I’m not talking about the stereotypical woman who suffers from “female problems” and kills her husband and children in a fit of rage. I’m talking about creating a fabulous, totally believable antagonist for your novel, using Sean Mactire’s book Malicious Intent: A Writer’s Guide to How Murderers, Robbers, Rapists, and Other Criminal Think. And while the husband and kids might be at risk, there’s more to it than that.

Mactire says, “the main reason that women killers receive less attention is the societal perception of women as nurturers and caregivers. It is almost impossible for many people, even when confronted with the evidence, to accept the idea of women as ‘killers.'” For this reason, females make awesome antagonists because they are unexpected. 

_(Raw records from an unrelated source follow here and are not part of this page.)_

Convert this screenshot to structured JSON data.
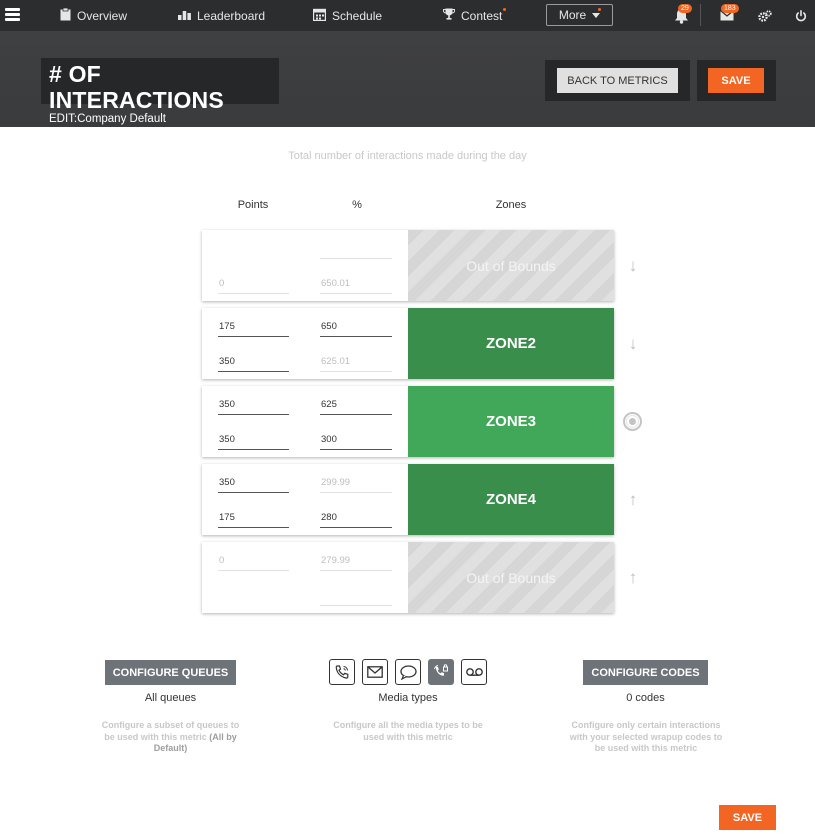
{
  "nav": {
    "items": [
      {
        "label": "Overview",
        "icon": "clipboard-icon"
      },
      {
        "label": "Leaderboard",
        "icon": "bar-chart-icon"
      },
      {
        "label": "Schedule",
        "icon": "calendar-icon"
      },
      {
        "label": "Contest",
        "icon": "trophy-icon"
      }
    ],
    "more_label": "More",
    "notifications_count": "29",
    "messages_count": "183"
  },
  "header": {
    "title": "# OF INTERACTIONS",
    "subtitle": "EDIT:Company Default",
    "back_label": "BACK TO METRICS",
    "save_label": "SAVE"
  },
  "description": "Total number of interactions made during the day",
  "columns": {
    "points": "Points",
    "percent": "%",
    "zones": "Zones"
  },
  "rows": [
    {
      "p1": "",
      "p2": "0",
      "pct1": "",
      "pct2": "650.01",
      "zone": "Out of Bounds",
      "style": "oob"
    },
    {
      "p1": "175",
      "p2": "350",
      "pct1": "650",
      "pct2": "625.01",
      "zone": "ZONE2",
      "style": "dark"
    },
    {
      "p1": "350",
      "p2": "350",
      "pct1": "625",
      "pct2": "300",
      "zone": "ZONE3",
      "style": "light"
    },
    {
      "p1": "350",
      "p2": "175",
      "pct1": "299.99",
      "pct2": "280",
      "zone": "ZONE4",
      "style": "dark"
    },
    {
      "p1": "0",
      "p2": "",
      "pct1": "279.99",
      "pct2": "",
      "zone": "Out of Bounds",
      "style": "oob"
    }
  ],
  "config": {
    "queues_button": "CONFIGURE QUEUES",
    "queues_label": "All  queues",
    "queues_desc": "Configure a subset of queues to be used with this metric",
    "queues_desc_bold": "(All by Default)",
    "media_label": "Media types",
    "media_desc": "Configure all the media types to be used with this metric",
    "media_icons": [
      "phone-icon",
      "email-icon",
      "chat-icon",
      "callback-icon",
      "voicemail-icon"
    ],
    "codes_button": "CONFIGURE CODES",
    "codes_label": "0 codes",
    "codes_desc": "Configure only certain interactions with your selected wrapup codes to be used with this metric"
  },
  "footer": {
    "save_label": "SAVE"
  },
  "colors": {
    "accent": "#f26522",
    "zone_dark": "#3a8e4c",
    "zone_light": "#41a859",
    "nav_bg": "#2c2d2f"
  }
}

Female serial killers are quiet and rare, so they’re harder to catch. They’re harder to profile. And they’re usually psychotic. They are almost always more lethal and efficient than men, which is why they are able to remain hidden for so long.

Mactire lists three categories of female serial killers:

1. Black widows
2. Nurses
3. Terrorists and assassins.

Pastedgraphic-1

(This isn’t a serial killer, by the way, it’s my Grandma Betty)

Black widows are those who kill husbands, children, other relatives, employees, and anyone else within their sphere of influence. Serial killer nurses are the “angels of death” or “angels of mercy” who kill those under their care. Terrorists and assassins kill for non-personal reasons, usually for money or political reasons. 

Mactire offers some unusual statistics: “Of the known female killers, the body count averages eight to fourteen victims per offender, which is a higher than the average of eight to eleven victims for male killers.” Keep this high body count in mind when using a female killer for your antagonist.